Последовало всеобщее молчание.
Бассиану хотелось захлопать в ладоши, но он остался стоять неподвижно, не издав ни звука.
– Сейчас не время для проявлений смелости, – заметил Плавтиан, уже слегка поостывший, но продолжавший смотреть на Юлию убийственным взглядом.

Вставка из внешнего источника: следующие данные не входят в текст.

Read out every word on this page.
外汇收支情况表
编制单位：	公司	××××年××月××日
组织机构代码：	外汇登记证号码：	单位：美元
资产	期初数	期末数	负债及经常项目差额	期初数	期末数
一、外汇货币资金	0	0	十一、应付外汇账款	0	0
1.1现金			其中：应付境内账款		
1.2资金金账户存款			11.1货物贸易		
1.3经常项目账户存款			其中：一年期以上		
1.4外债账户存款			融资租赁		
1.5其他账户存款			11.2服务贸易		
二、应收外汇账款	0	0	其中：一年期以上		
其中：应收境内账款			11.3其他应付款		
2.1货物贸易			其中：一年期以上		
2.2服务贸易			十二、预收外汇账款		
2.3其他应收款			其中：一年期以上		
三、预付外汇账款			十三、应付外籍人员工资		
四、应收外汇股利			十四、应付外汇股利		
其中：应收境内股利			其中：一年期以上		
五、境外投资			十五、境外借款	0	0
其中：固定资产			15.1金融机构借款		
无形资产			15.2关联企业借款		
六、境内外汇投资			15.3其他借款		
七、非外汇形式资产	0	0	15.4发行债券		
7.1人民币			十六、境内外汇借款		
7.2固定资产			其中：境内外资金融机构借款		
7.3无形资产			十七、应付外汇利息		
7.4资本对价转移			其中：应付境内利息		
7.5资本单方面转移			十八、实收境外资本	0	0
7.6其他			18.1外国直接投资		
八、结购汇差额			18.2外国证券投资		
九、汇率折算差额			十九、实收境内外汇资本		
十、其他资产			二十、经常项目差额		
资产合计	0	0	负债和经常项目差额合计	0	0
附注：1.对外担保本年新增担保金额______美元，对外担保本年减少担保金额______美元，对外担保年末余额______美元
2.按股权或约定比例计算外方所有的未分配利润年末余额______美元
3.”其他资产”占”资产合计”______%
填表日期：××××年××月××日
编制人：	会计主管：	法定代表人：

Она искоса наблюдала за ним. Плавтиан ненавидел ее с того самого дня, как она вышла за Септимия, – неизвестно отчего. Ходили слухи, что давным-давно, в молодости, Плавтиан был не только другом ее будущего мужа, но и возлюбленным. Но, насколько она могла судить, ни Септимия, ни Плавтиана не тянуло к мужчинам. Итак, это была не ревность брошенного любовника. Это было что-то другое. Но что? С первой женой Септимия, по всей видимости, Плавтиан вел себя вполне вежливо. Может, все из-за того, что она, Юлия, не была уроженкой Рима? Но и Септимий, и Плавтиан тоже родились в других местах, не в столице. Как и все Северы, они были выходцами из Лептис-Магны в Африке. Тогда в чем же дело? Откуда взялась извечная неприязнь Плавтиана? Юлия моргнула раз, другой. Когда она родила Септимию двоих сыновей, враждебность Плавтиана к ней многократно возросла. Сам он был бездетным. Ага!.. Возможно, Плавтиан метил высоко, очень высоко? Она всегда поздравляла себя с тем, что способна чувствовать тоньше других и видеть дальше остальных, но что за изощренные замыслы строил Плавтиан, раз дети друга стали для него помехой? Непонятно. У Септимия был брат Гета, который унаследовал бы все имущество в случае его смерти. Плавтиан был другом, не более того. Юлия никак не могла решить эту загадку. Было ясно одно: с рождением детей Плавтиан сделался еще недружелюбнее, чем раньше.
– Что же нам делать, если мы хотим вернуть доверие императора? – спросила Меса, поглядывая то на Плавтиана, то на Алексиана.
– Не знаю, – ответил друг семьи. Он сел на ложе, но не стал растягиваться на нем, и провел рукой по шее, мокрой от пота. – Не знаю.